United States District Court, Northern District of Illinois
Aug 7, 2024
21 CV 639 (N.D. Ill. Aug. 7, 2024)

Opinion

21 CV 639

08-07-2024

ADAM G., Plaintiff, v. MARTIN J. O'MALLEY, COMMISSIONER OF SOCIAL SECURITY, Defendant.


MEMORANDUM OPINION AND ORDER

HEATHER K. McSHAIN, United States Magistrate Judge

Plaintiff Adam G. appeals the Commissioner of Social Security's decision denying his application for benefits. For the following reasons, plaintiff's motion to reverse or remand [15] is granted, defendant's motion for summary judgment [20] is denied, and the case is remanded for further administrative proceedings.

Bracketed numbers refer to entries on the district court docket. Referenced page numbers are taken from the CM/ECF header placed at the top of filings, except for citations to the administrative record [14-1], which refer to the page numbers in the bottom right corner of each page.

Background

A. Procedural Background

In August 2017, plaintiff filed a Title XVI application for supplemental security income, alleging a disability onset of June 7, 2008. [14-1] 15. Plaintiff's claim was denied initially and on reconsideration. [Id.]. Plaintiff requested a hearing, which was held before an administrative law judge (ALJ) on April 22, 2020. [Id.]. In a decision dated April 30, 2020, the ALJ found that plaintiff was not disabled and denied his application. [Id.] 15-35. The Appeals Council denied review on December 4, 2020 [id.] 1-5, making the ALJ's decision the agency's final decision. See 20 C.F.R. §§ 404.955 & 404.981. Plaintiff timely appealed to this Court, and the Court has subject-matter jurisdiction to review the Commissioner's decision under 42 U.S.C. § 405(g).

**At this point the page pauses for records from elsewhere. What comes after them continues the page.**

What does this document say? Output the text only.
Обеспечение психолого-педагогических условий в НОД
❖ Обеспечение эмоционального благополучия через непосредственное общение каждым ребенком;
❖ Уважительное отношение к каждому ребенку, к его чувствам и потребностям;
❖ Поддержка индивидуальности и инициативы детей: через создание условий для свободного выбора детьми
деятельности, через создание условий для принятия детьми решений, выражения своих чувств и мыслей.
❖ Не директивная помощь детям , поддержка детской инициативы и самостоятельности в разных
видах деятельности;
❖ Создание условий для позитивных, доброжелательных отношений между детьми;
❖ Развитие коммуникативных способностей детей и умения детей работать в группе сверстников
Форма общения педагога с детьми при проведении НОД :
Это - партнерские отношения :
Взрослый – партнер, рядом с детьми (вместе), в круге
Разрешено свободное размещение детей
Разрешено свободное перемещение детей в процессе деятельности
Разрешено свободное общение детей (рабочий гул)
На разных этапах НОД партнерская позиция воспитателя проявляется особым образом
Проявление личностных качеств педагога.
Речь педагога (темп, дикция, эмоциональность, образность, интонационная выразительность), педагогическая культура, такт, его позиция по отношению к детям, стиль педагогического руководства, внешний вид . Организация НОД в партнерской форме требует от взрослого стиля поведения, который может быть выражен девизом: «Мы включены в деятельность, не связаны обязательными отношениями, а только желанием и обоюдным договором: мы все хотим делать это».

The parties have consented to the exercise of jurisdiction in this case by a United States Magistrate Judge. [8, 10].

B. The ALJ's Decision

The ALJ reviewed plaintiff's disability claim in accordance with the SSA's five-step sequential evaluation process. At step one of his decision, the ALJ found that plaintiff had not engaged in substantial gainful employment since the application date. [14-1] 17. At step two, the ALJ determined that plaintiff had the following severe impairments: diabetes mellitus, type 1; thyroid cancer (post treatment); and learning disability. [Id.]. At step three, the ALJ ruled that plaintiff's impairments did not meet or equal the severity of a listed impairment. [Id.] 17-27. Before turning to step four, the ALJ found that plaintiff had the residual functional capacity (RFC) to perform light work, subject to the following non-exertional limitations:

Avoid all exposure to work hazards such as unprotected heights and dangerous machinery.
Additionally, the claimant is limited to work that requires performing simple routine repetitive tasks.
The work should require only occasional interaction with the public in the work setting and only occasional interaction with co-workers and supervisors. The work should not require performance in close proximity to others or performance of tandem tasks.
The claimant is further limited to work that does not have strict production rate requirements with hourly or other periodic production quotas, but can involve end-of-day production requirements. The claimant is able to work at a flexible pace independent of the speed of machinery, equipment, and others in the production process.
The work should require only occasional decision-making and only occasional changes in work setting.
With these limitations, the claimant would be off task 10 percent of the workday and be absent 6 days per year.
[14-1] 28.

At step four, the ALJ found that plaintiff had no relevant past work experience. [Id.] 34. At step five, the ALJ ruled that significant numbers of jobs existed in the national economy that plaintiff could perform: hand packager (119,000 jobs), housekeeper (560,000 jobs), and mail sorter (72,000 jobs). [Id.] 35. The ALJ accordingly ruled that plaintiff was not disabled and denied his application for supplemental security income. [Id.].

Legal Standard

Under the Social Security Act (SSA), disability is defined as the “inability to engage in any substantial gainful activity by reason of any medically determinable physical or mental impairment which can be expected to result in death or which has lasted or can be expected to last for a continuous period of not less than 12 months.” 42 U.S.C. § 423(d)(1)(A).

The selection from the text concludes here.